2.90:Read Zone (Value Extractor): Difference between revisions

Revision as of 16:07, 9 October 2020

Read Zone allows you to extract text data in a rectangular region (called a "extraction zone" or just "zone") on a document. This can be a fixed zone, extracting text from the same location on a document, or a zone relative to an extracted text anchor or shape location on the document.

Read Zone is a Value Extractor option available to Data Fields in a Data Model.

About

Highly structured documents organize information into a series of data fields. These fields will have a label identifying what the field contains, such as "Name", and a corresponding value, such as "John Doe". While the values for these fields will change from document to document, their position on the document will remain constant.

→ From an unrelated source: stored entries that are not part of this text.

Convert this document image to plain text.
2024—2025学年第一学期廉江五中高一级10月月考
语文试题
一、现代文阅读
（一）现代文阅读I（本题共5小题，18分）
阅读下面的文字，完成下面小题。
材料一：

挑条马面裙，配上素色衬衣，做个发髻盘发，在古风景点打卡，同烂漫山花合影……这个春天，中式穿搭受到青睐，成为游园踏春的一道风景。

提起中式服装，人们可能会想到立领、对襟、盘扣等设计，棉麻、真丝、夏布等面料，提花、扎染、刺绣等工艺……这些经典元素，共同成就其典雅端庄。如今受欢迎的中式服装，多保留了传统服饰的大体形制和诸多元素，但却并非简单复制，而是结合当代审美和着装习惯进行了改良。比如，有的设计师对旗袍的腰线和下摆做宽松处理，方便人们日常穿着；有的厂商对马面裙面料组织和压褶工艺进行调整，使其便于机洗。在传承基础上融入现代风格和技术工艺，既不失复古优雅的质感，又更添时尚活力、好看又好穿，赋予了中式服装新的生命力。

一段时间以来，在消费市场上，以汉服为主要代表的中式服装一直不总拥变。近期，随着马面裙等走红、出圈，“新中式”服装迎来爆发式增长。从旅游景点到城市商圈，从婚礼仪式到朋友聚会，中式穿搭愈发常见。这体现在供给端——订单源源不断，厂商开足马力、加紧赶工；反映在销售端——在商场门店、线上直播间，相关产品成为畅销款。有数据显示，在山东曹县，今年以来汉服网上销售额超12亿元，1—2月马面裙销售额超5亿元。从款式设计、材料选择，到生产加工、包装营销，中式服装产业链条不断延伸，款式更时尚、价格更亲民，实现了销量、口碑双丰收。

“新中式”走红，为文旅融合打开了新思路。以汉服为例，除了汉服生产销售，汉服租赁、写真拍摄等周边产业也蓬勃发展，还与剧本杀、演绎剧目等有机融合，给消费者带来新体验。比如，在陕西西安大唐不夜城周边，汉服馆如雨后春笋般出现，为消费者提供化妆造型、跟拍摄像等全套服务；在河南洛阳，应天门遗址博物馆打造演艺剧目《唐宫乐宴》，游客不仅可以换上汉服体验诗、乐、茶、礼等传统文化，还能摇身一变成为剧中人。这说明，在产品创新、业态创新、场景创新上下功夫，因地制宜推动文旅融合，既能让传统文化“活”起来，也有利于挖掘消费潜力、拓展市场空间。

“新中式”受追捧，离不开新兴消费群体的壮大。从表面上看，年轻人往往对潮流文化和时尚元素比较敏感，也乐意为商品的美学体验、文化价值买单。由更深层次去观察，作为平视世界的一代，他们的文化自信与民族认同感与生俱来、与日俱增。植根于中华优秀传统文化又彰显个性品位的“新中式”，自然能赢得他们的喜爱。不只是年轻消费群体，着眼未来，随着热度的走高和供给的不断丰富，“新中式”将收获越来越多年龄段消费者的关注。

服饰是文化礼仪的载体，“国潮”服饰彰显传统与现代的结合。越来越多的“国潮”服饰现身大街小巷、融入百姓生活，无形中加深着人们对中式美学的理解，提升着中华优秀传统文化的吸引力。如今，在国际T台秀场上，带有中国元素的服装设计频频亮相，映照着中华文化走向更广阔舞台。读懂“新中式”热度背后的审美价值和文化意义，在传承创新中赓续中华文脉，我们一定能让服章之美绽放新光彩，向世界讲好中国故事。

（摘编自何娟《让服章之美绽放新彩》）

The Read Zone extractor extracts data using this feature of document layouts.

As long as you can be reasonably assured the data you want to find will be in the same spot from document to document, you don't necessarily need anything fancier than extracting whatever text is in that known location.

Read Zone populates data in Data Fields by drawing a rectangle on a location on a page. Whatever text was obtained from the Recognize activity (either via OCR or native text extraction) that falls within the boundaries of that rectangle (or "zone") populates the Data Field.

For the zone drawn on the document...	...the text data falling within that zone will be extracted.

Read Zone also has the capability to anchor this extraction zone to another location on the document. For example, due to issues with printing or scanning, the location of the value may shift from document to document. It's more than possible that zone could extract the data fine on one document but be slightly off on another.

The margins here are different from the document above...	...resulting in the wrong extracted data.

Several configuration options allow you to place the extraction zone relative to another piece of information. This serves as an "anchor" for the zone. Instead of a fixed position on all documents, the zone is placed relative to this anchor's position. For example, in this case the label "1. Last Name" could be an anchor. If you can pattern match that field label with regular expression, the zone you draw on the document will extract the value relative to that label's position.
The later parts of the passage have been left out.